In essence, Come Good Rain is more than a play; it’s an exploration of personal history, a challenge to assumptions, and a testament to the power of storytelling, something that continues to shine through the festival.
But besides the good old times of theatre, where people came to watch and experience stories, the show was also heavy for Bwanika. He has put on this particular show more than a hundred times, yet this was the first time he was acting it out in Uganda.
And his mother, whom he mentions a number of times during the show, was in the audience.
That Come Good Rain was happening at the National Theatre, a place he mentions in his narration while talking about Byron Kawadwa’s death was poetic. It is a place celebrating his art but also known for its connection to probably Uganda’s biggest assault on the arts, Kawadwa’s death.

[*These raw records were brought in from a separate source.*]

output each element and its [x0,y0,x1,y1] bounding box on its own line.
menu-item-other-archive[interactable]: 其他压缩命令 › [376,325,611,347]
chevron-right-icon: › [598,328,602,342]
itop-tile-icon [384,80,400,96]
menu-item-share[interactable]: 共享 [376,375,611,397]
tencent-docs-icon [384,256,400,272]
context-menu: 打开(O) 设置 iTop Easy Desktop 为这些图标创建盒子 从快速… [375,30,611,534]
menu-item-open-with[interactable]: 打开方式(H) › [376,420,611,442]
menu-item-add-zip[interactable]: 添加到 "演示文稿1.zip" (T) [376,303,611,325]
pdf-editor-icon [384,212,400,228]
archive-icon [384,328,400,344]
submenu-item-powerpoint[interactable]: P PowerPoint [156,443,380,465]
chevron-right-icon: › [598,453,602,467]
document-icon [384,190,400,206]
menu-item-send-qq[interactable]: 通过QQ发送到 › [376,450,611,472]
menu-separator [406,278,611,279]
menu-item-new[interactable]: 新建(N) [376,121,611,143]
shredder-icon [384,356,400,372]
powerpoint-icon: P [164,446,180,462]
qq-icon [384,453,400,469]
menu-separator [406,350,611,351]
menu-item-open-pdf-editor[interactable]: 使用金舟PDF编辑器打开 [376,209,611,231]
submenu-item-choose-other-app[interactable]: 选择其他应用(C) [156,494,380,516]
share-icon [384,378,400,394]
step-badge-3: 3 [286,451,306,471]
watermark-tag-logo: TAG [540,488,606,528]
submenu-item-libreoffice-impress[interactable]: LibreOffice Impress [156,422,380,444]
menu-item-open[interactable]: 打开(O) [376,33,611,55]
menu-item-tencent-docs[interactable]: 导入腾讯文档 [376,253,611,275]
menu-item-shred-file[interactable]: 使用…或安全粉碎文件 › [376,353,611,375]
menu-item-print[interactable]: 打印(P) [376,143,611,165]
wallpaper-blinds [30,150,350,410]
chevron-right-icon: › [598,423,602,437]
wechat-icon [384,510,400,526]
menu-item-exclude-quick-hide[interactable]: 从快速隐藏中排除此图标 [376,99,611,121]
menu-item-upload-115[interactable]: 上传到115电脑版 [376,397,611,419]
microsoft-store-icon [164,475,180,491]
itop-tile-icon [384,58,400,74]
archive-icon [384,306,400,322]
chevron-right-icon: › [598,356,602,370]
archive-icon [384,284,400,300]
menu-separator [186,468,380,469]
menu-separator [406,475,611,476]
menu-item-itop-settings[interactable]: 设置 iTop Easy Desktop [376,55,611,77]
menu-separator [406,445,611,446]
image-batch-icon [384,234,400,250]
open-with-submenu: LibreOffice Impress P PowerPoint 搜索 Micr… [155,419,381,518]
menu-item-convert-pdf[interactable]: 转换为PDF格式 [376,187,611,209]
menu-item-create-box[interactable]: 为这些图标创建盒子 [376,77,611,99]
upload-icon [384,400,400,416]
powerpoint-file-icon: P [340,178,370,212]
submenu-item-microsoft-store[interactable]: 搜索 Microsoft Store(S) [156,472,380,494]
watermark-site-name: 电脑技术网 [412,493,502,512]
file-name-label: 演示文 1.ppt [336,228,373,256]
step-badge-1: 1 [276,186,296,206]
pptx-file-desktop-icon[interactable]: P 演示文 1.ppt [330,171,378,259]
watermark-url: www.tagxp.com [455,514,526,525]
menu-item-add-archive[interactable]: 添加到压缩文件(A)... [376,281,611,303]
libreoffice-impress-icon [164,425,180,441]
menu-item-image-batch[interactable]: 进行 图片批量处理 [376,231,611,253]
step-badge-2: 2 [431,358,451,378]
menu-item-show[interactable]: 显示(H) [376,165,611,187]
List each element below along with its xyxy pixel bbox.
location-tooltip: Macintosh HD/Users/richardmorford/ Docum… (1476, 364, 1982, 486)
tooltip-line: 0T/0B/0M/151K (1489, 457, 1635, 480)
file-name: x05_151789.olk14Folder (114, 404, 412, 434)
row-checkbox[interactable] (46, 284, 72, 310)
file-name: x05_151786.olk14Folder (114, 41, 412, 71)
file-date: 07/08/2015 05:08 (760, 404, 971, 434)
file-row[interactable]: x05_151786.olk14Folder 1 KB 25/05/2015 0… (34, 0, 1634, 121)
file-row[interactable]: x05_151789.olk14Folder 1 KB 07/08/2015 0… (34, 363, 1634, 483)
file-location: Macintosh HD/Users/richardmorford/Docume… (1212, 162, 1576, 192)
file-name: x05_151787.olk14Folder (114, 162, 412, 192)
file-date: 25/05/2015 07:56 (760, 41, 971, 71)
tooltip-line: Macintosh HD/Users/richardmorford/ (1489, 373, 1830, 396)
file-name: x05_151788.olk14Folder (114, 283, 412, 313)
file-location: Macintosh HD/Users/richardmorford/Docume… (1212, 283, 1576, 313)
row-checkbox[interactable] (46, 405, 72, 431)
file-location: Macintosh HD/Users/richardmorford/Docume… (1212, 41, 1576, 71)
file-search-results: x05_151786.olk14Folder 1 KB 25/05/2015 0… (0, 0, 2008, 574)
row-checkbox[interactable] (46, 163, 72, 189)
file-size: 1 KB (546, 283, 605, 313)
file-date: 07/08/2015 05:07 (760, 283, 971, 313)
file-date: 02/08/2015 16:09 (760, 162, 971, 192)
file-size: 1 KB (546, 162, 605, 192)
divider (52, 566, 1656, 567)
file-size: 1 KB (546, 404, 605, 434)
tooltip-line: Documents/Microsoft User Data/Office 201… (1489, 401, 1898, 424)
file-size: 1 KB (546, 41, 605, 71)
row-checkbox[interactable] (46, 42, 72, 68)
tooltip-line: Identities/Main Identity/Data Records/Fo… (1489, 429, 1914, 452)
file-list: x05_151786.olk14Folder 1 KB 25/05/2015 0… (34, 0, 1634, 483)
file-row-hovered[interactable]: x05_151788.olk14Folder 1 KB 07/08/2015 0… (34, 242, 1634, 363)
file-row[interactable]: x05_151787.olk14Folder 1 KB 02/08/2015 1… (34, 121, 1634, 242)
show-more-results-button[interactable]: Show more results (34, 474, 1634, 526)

In attendance was Rachel Magoola who in a conversation later mentioned that she is cousins with the star of the day, Bwanika Sseremba. Of course, the National Theatre is close to the Ugandan parliament, where Rachel Magoola, an artist, is also a legislator. Magoola is a singer who joined parliament on behalf of the National Resistance Movement, the ruling party.
The irony is that Magoola is passionate about having policies that regulate and benefit the arts, yet her party, the ruling party, is always coy about independent voices. For instance, on any other day, Bwanika’s play could hardly see the light of day at the auditorium had the events he narrates happened in the current regime.
Sometimes the play easily allows us to create parallels between Bwanika and a number of Ugandans we have read about or know of; for instance, he was picked from a university hall, while others were picked from their homes or places of work.
Namanve was where Idi Amin’s regime executed, or threw bodies of those executed. Every morning, when bullets had been heard the night before, residents around Namanve would visit the forests to check if one of their own had been dumped. In case they found one, they would give them a decent burial.
Bwanika was taken to Namanve, shot multiple times and left for dead. The morning ritual of visiting Namanve to inquire about any cases of torture, murder, or look for dumped bodies in the forest led to his rescue by the villagers. Before him, no one had left Namanve. Not alive.
There is no direct parallel to that, though his escape from Uganda with a fake identity card and passport is poetic and similar. For instance, he says that by the time he reached Kenya, he learned that he had lost his fake identity card, and they threatened to deport him back to Uganda. Bwanika came clean about his torture, showed them his wounds, and just like that, people at the immigration office let him get into Kenya without identification, just like another Ugandan writer lawyer, Kakwenza Rukirabashaija in 2022.